MedEyes: Learning Dynamic Visual Focus for Medical Progressive Diagnosis
Zhu, Chunzheng, Lin, Yangfang, Chen, Shen, Wang, Yijun, Lin, Jianxin
Accurate medical diagnosis often involves progressive visual focusing and iterative reasoning, characteristics commonly observed in clinical workflows. While recent vision-language models demonstrate promising chain-of-thought (CoT) reasoning capabilities via reinforcement learning with verifiable rewards (RLVR), their purely on-policy learning paradigm tends to reinforce superficially coherent but clinically inaccurate reasoning paths.

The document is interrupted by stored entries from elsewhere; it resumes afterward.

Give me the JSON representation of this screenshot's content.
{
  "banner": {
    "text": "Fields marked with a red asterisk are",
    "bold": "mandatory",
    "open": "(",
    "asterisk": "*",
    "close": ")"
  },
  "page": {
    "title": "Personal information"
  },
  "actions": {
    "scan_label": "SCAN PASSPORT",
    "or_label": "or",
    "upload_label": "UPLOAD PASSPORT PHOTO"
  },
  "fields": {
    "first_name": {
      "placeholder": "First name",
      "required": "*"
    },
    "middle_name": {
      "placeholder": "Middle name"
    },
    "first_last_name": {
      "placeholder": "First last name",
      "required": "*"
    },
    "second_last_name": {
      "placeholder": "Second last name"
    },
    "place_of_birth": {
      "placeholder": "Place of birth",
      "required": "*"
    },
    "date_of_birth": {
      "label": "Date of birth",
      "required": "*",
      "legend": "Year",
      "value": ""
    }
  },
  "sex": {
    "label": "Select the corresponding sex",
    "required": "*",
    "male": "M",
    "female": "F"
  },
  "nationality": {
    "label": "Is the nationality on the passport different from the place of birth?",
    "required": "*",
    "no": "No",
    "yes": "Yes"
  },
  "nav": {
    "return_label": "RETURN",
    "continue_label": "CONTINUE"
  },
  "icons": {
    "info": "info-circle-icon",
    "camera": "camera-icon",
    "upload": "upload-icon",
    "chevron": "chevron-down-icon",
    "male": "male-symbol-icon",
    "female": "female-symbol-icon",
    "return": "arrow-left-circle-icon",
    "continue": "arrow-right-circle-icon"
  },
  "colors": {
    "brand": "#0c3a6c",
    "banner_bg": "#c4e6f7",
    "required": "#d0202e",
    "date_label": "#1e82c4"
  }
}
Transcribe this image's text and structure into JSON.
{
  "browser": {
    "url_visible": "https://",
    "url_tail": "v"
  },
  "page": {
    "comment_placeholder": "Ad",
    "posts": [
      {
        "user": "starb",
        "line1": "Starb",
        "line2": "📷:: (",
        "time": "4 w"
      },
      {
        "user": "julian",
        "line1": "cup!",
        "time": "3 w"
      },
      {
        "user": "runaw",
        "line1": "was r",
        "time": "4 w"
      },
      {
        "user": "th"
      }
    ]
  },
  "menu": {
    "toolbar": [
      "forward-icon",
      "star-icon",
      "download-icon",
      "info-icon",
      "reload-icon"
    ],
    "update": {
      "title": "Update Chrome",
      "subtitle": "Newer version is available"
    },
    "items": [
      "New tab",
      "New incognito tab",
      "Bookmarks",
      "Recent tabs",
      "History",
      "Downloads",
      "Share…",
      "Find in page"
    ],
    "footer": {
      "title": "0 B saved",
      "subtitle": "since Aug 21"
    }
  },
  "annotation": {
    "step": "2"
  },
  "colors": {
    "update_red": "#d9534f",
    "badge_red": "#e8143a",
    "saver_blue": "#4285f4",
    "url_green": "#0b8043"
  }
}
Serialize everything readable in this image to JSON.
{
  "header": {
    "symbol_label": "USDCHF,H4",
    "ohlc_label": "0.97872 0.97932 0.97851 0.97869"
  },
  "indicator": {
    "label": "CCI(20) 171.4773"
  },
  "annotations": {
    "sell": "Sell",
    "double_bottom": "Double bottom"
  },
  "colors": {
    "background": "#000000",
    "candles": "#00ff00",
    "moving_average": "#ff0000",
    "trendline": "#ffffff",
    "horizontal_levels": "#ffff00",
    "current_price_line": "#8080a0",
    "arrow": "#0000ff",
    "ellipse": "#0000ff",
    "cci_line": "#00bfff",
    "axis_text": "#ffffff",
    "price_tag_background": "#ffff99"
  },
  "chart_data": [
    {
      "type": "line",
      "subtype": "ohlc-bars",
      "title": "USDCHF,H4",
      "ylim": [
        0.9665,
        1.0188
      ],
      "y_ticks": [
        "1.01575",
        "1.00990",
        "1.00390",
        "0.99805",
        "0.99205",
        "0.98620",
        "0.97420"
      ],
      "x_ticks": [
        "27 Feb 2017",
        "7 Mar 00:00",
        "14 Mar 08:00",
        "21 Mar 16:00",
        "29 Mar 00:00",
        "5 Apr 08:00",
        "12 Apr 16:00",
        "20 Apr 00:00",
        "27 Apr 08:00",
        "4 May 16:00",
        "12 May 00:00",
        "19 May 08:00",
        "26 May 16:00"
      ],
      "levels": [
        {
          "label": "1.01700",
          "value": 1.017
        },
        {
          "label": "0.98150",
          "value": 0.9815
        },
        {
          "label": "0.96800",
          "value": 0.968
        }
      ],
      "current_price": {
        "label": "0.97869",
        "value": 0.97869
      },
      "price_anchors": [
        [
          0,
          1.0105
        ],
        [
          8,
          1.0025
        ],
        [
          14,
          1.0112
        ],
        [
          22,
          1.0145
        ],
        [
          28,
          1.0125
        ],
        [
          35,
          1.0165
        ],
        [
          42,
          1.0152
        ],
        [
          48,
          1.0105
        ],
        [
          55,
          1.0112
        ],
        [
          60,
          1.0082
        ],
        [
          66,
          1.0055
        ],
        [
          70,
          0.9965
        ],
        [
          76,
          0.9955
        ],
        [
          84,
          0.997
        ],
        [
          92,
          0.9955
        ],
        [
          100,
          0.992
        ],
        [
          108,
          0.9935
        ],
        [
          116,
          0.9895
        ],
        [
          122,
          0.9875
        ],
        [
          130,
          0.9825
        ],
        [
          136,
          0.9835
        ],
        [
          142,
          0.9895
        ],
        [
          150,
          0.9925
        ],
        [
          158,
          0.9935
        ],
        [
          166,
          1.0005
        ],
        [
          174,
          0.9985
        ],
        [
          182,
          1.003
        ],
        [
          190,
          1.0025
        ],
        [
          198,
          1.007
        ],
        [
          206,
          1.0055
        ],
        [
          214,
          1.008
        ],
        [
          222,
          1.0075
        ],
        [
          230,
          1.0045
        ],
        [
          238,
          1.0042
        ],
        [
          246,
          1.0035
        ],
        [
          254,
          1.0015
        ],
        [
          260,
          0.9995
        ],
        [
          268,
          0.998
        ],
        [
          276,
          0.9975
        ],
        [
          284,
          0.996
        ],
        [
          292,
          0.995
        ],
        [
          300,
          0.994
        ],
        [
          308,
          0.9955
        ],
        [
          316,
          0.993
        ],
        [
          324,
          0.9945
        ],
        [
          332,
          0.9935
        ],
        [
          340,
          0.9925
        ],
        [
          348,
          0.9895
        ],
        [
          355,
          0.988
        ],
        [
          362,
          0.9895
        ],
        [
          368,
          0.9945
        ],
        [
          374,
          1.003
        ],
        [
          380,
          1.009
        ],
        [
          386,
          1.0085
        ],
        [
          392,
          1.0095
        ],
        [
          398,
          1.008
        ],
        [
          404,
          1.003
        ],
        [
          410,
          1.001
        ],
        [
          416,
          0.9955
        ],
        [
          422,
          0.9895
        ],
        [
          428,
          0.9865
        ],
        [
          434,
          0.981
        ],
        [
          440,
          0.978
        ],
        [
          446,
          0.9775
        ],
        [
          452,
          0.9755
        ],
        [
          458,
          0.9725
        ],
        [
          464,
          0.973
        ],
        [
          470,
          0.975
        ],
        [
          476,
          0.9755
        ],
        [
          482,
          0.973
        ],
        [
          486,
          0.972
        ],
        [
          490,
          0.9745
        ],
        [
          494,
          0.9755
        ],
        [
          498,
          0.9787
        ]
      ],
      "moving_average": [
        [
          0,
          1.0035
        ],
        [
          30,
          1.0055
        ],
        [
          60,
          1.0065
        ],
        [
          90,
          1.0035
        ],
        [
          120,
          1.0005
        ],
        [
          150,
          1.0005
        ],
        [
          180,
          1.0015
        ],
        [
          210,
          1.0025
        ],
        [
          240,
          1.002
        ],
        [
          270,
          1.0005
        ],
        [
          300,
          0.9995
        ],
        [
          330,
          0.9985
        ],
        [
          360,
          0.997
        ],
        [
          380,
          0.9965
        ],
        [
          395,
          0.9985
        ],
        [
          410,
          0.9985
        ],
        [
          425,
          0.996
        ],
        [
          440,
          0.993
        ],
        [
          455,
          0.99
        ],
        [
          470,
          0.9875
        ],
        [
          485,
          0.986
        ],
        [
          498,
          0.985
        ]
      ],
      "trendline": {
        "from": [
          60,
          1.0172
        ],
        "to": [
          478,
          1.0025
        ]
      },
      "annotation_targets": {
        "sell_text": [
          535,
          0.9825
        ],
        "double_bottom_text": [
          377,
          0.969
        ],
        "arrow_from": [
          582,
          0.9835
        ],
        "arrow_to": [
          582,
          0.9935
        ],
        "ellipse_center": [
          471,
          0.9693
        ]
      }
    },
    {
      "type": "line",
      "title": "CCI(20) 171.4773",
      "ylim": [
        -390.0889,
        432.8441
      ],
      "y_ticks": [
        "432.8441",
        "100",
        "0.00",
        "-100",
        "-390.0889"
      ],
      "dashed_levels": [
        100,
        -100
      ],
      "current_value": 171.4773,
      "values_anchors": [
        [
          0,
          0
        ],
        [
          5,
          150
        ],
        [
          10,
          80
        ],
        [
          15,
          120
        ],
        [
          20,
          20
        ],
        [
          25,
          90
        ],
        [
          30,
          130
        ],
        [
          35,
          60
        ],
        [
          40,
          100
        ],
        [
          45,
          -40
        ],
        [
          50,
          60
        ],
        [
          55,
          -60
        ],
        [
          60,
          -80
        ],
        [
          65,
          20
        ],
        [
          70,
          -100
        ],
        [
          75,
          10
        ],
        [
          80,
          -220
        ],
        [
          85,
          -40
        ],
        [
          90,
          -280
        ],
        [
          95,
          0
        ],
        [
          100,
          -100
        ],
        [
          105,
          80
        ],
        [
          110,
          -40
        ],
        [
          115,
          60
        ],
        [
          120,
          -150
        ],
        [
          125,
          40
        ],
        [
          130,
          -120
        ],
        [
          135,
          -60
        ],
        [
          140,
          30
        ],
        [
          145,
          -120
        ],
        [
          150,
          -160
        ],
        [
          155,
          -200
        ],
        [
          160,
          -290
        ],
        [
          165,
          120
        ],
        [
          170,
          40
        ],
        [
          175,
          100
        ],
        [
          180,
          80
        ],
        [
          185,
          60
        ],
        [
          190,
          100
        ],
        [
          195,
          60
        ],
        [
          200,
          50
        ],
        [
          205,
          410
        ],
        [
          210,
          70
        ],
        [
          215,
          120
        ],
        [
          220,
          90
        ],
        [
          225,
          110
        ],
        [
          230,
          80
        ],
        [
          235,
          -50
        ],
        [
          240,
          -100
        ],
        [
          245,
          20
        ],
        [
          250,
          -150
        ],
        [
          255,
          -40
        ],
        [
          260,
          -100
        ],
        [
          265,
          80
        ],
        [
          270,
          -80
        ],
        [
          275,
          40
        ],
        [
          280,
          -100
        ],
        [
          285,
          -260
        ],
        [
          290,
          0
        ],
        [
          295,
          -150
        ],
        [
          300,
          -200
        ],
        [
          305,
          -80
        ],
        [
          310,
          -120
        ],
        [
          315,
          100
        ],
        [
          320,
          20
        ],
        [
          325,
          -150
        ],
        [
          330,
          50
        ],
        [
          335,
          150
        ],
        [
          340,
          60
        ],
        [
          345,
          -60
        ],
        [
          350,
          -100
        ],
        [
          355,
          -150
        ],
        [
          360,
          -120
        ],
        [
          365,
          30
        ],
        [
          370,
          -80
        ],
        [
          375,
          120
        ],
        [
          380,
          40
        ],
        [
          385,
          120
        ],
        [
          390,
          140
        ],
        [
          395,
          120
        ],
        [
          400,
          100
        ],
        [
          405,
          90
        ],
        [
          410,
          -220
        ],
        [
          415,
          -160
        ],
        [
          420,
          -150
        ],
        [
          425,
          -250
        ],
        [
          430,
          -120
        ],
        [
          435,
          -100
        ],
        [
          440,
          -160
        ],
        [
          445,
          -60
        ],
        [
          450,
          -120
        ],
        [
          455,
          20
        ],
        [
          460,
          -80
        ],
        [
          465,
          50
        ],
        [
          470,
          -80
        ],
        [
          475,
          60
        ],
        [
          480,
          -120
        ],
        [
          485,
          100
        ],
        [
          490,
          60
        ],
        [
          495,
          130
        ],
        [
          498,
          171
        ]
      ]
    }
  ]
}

We propose MedEyes, a novel reinforcement learning framework that dynamically models clinician-style diagnostic reasoning by progressively attending to and interpreting relevant medical image regions. By incorporating off-policy expert guidance, MedEyes converts expert visual search trajectories into structured external behavioral signals, guiding the model toward clinically aligned visual reasoning. We design the Gaze-guided Reasoning Navigator (GRN) to emulate the diagnostic process through a dual-mode exploration strategy, scanning for systematic abnormality localization and drilling for detailed regional analysis. To balance expert imitation and autonomous discovery, we introduce the Confidence Value Sampler (CVS), which employs nucleus sampling and adaptive termination to create diverse yet credible exploration paths. Finally, the dual-stream GRPO optimization framework decouples on-policy and off-policy learning signals, mitigating reward assimilation and entropy collapse. Experiments demonstrate that MedEyes achieves an average performance improvement of +8.5\% across multiple medical VQA benchmarks, validating MedEyes's potential in building interpretable medical AI systems.